Let me quote the actual theorem (as stated in Berge's Graphs and Hypergraphs, on p. 208 of the 1973 edition):
Let $G=(X,E)$ be a simple graph of order $n \ge 3$. Let the vertices $x_i$ of $G$ be indexed arbitrarily, and let $q$ be an integer, where $0 \le q \le n-1$. If $$\left.\begin{array}{l}1 \le i < j \le n \\ i+j \ge n-q \\ d_G(x_i) \le i+q \\ d_G(x_j) \le j+q-1 \\ [x_i,x_j] \notin E\end{array}\right\} \implies d_G(x_i) + d_G(x_j) \ge n+q$$ then, for each $F \subset E$ with $|F|=q$ such that the connected components of $(X,F)$ are elementary chains, there exists a hamiltonian cycle that contains $F$.
Here, we want $q=0$, so the conditions are the same as in the question; the point that I am making is that the hypotheses in the question are satisfied if there is any ordering of the vertices that works.
In the case of your graph, if we swap the order of vertices $v_1$ and $v_2$ in your labeling, there will no longer be any pair $(i,j)$ violating the conditions, because the only two vertices in the right positions with the right degrees will be adjacent.
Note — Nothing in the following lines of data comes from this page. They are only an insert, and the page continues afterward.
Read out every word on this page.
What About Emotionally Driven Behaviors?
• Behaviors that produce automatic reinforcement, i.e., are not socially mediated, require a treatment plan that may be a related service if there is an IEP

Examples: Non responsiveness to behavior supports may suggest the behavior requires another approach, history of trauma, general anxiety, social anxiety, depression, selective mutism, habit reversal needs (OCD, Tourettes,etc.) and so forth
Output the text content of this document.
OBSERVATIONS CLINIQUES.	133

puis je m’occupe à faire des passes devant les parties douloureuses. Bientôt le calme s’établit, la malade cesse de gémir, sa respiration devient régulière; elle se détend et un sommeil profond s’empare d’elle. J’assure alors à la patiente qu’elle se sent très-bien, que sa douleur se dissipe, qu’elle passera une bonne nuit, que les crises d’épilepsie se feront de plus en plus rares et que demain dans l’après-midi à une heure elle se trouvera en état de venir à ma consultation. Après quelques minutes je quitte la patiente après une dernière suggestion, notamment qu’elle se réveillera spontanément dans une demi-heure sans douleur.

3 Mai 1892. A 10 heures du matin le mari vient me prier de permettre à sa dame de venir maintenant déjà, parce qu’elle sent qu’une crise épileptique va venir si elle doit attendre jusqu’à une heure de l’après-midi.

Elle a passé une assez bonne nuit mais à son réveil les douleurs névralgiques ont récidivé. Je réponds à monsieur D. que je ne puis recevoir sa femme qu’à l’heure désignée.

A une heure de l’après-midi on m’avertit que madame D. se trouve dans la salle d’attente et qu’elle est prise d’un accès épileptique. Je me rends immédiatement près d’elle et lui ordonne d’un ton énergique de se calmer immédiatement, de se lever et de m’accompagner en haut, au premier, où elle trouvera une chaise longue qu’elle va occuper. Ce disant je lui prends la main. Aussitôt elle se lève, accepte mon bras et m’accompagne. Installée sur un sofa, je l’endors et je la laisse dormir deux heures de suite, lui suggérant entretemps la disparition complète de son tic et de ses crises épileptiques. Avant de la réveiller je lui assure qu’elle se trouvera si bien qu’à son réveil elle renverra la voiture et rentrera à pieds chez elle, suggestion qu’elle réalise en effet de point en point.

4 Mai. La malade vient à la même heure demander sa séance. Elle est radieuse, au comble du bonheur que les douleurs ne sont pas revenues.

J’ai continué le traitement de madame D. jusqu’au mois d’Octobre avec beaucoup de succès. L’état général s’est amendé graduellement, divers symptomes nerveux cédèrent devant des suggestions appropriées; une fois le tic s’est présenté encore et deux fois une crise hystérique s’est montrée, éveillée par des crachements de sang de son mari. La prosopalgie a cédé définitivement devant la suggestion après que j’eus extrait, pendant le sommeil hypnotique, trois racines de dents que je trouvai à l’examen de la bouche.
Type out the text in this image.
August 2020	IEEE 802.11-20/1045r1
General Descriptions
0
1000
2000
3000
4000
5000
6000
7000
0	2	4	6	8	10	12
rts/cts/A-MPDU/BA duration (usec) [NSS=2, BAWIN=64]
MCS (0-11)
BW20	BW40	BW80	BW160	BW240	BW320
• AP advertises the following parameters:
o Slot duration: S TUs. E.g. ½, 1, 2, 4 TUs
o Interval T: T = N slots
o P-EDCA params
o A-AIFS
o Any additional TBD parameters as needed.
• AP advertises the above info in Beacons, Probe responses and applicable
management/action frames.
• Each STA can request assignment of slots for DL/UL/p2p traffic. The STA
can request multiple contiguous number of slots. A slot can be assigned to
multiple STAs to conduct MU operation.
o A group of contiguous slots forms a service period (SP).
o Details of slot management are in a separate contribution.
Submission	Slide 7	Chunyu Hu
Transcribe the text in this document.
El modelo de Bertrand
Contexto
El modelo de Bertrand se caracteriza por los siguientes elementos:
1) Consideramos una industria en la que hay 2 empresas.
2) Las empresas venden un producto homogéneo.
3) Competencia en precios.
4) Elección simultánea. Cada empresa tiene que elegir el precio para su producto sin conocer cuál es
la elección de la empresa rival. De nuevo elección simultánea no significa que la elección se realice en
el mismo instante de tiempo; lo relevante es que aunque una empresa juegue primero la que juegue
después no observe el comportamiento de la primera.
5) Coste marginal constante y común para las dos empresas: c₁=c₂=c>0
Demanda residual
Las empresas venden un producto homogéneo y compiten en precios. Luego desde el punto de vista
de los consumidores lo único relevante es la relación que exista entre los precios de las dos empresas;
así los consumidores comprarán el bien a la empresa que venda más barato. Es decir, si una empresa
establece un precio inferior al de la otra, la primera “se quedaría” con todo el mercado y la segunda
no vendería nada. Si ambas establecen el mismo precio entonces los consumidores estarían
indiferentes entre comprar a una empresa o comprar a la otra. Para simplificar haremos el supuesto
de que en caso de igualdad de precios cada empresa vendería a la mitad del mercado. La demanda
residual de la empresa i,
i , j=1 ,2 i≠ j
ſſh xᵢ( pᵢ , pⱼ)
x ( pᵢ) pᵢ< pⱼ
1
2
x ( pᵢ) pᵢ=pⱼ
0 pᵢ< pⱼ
So the graph does satisfy the hypotheses of the theorem.
As a side note: it is incorrect to say "the graph satisfies the theorem" or "the graph does not satisfy the theorem". All graphs satisfy the theorem: it's a theorem! Some graphs don't satisfy the hypotheses of the theorem, but that's okay. The only counterexample would be a graph that did satisfy the hypotheses of the theorem, but wasn't hamiltonian: such a graph would not satisfy the theorem. Such graphs do not exist.